Josh Marshall comments on Rubio and immigration (via Sullivan):

The immigration reform debacle is forcing Rubio to lurch right in a way that makes him look like a guy who has no political core, no principles – just an opportunist.

Rubio’s problem here isn’t that he now wants to emphasize other issues where he and most conservatives agree. Following Rubio’s misjudgment in backing a bad immigration bill that he had to know most conservatives would reject, this is an understandable exercise in damage control. Rubio’s original mistake was to campaign one way–as an anti-amnesty Republican in the primary and general election–and then to make a top priority of the passage of an immigration bill that he would have denounced when he was a candidate. My guess is that Rubio was just reverting back to a position on immigration in 2012 and 2013 that he likely held all along, but that means that Rubio’s real opportunism was in taking a position on immigration he didn’t really support in 2010 in order to dupe conservatives in a midterm election into voting for him. The funny thing is that Rubio probably didn’t need to do this. Republican opposition to Crist because of his rank opportunism was intense in 2009 and 2010, and Rubio might have been able to win the nomination and the election without pandering on immigration.

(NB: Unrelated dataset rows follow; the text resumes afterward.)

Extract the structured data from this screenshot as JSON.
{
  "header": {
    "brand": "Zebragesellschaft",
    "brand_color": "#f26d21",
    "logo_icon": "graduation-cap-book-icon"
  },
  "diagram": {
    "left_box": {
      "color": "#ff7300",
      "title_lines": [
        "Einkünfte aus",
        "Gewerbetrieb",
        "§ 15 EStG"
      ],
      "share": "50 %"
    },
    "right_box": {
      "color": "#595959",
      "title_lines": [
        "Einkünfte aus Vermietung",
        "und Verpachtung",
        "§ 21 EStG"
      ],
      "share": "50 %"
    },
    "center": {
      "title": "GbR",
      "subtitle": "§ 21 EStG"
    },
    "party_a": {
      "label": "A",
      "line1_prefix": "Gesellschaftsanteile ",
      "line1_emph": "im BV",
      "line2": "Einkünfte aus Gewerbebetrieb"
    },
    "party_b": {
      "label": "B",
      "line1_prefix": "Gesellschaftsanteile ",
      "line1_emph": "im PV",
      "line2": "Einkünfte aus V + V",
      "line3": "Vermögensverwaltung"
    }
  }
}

Even more than the substance of the bill, what angers Rubio’s conservative supporters is the sudden reversal that shows how empty Rubio’s words on the subject were and how easily they were conned on this issue by their would-be hero. Oddly enough, Rubio’s overblown reputation as a conservative folk hero after 2010 potentially makes all of this more damaging than it would be otherwise, since this bill is the sort of thing that their idealized Rubio was not supposed to pursue when he went to Washington. If Rubio had been perceived early on for what he was (a Jeb Bush protege and state party fixture), there might have been less enthusiasm for him, but there would have also been a more accurate understanding of what he was likely to do once in office. Rubio wouldn’t be in his current predicament if he hadn’t encouraged activists and pundits to make him into a conservative folk hero. This created mistaken expectations for how Rubio would act in office, and it probably encouraged Rubio to think that he could get away with selling a bad immigration bill to conservative audiences without suffering any significant backlash.